A assinatura do contrato, entretanto, não representou o fim da luta para os moradores e movimentos envolvidos com o projeto. Inserido no cenário da Operação Urbana Consorciada do Porto Maravilha, o projeto sofreu sucessivas tentativas de ocupação dos terrenos que lhes tinham sido destinados pelos mais diversos agentes: desde empresários ligados ao entretenimento até prestadores de serviços que apostavam na rápida ocupação da área por empreendimentos corporativos e voltados para as classes média e alta da população. Além das disputas pelo território, o projeto teve que enfrentar as burocracias da Caixa Econômica Federal e as mudanças de rumo no governo federal, que fizeram com que o financiamento contratado não fosse liberado até hoje.
Apesar dos inúmeros desafios, o Quilombo da Gamboa é tido pelas 15 famílias que ocupam os terrenos, atualmente, como um espaço de luta e resistência, além da última esperança de garantir uma casa própria na área central da cidade. Eles destacam que a região conta com infraestrutura de transporte, serviços públicos e, mais importante, é perto das localidades que mais oferecem emprego na cidade, permitindo que os moradores possam se manter ocupados sem os custos do transporte para as periferias, caros e que tomam horas de trabalhadores e trabalhadoras diariamente, dificultando o convívio familiar.
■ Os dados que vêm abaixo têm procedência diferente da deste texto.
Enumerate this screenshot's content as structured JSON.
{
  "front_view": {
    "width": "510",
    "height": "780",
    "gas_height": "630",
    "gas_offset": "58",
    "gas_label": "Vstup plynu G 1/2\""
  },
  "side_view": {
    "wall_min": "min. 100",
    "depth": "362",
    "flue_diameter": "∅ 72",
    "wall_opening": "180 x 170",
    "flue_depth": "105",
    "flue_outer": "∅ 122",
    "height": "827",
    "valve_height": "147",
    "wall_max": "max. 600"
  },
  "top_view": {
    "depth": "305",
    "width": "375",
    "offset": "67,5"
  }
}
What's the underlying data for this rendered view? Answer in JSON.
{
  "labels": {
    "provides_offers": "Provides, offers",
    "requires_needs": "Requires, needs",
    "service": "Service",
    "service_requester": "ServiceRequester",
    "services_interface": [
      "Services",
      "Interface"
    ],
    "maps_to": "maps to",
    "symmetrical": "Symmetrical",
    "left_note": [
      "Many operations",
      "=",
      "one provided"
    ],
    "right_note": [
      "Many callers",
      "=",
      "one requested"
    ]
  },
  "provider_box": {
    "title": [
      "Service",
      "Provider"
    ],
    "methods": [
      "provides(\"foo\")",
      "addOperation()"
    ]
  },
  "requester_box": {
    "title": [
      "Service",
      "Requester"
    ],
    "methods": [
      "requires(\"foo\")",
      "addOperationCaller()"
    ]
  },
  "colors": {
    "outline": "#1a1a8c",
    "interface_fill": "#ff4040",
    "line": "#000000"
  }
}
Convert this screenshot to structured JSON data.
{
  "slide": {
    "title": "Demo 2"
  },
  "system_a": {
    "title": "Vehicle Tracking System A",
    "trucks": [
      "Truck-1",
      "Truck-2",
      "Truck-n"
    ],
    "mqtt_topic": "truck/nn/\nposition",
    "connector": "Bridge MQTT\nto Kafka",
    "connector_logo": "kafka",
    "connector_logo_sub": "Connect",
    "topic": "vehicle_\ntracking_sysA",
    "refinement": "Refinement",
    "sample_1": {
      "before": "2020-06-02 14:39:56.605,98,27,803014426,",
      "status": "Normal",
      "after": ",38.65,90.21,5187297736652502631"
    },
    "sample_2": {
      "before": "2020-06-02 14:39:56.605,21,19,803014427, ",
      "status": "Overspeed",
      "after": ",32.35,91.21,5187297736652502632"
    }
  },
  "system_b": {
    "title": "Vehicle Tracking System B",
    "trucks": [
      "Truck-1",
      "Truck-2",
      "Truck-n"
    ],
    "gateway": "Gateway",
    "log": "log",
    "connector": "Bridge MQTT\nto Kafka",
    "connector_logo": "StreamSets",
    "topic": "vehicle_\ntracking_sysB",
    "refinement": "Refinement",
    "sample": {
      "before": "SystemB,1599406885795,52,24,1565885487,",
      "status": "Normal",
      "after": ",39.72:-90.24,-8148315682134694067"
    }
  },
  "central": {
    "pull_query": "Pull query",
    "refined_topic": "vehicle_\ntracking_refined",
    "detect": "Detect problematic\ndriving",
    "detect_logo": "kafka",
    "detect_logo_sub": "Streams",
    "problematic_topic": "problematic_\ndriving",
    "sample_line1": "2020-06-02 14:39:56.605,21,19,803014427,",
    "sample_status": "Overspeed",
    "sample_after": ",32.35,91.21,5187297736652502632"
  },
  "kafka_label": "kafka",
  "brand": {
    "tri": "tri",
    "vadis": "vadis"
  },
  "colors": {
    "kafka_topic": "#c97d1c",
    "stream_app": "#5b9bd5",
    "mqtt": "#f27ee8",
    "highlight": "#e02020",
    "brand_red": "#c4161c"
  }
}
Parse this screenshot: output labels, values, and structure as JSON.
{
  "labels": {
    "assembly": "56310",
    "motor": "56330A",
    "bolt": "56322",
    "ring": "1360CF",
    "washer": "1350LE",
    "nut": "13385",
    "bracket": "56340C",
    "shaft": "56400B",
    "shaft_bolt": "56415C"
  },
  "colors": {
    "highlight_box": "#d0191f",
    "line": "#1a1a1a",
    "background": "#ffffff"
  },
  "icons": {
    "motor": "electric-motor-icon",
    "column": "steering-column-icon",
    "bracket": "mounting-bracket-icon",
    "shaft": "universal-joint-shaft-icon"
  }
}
Os moradores não estão diretamente ameaçados, mas o abandono por parte do poder público torna a luta incansável pela permanência. Os moradores relatam medo de terem que sair dos terrenos destinados ao projeto por não terem nenhuma outra opção de moradia, especialmente considerando a impossibilidade de pagarem aluguel no cenário de crise econômica atual.
Apesar dos desafios e dos medos, os moradores têm sonhos para o Quilombo da Gamboa. Entre os mais citados, o de efetivar o projeto que previa a construção de cinco prédios, com 116 apartamentos, podendo contemplar mais famílias em situação de vulnerabilidade e garantir uma infraestrutura digna para os filhos, com área de lazer e convivência.
A reivindicação da ocupação é conseguir financiamento para efetivar a construção dos imóveis e regularizar a situação urbanística da ocupação.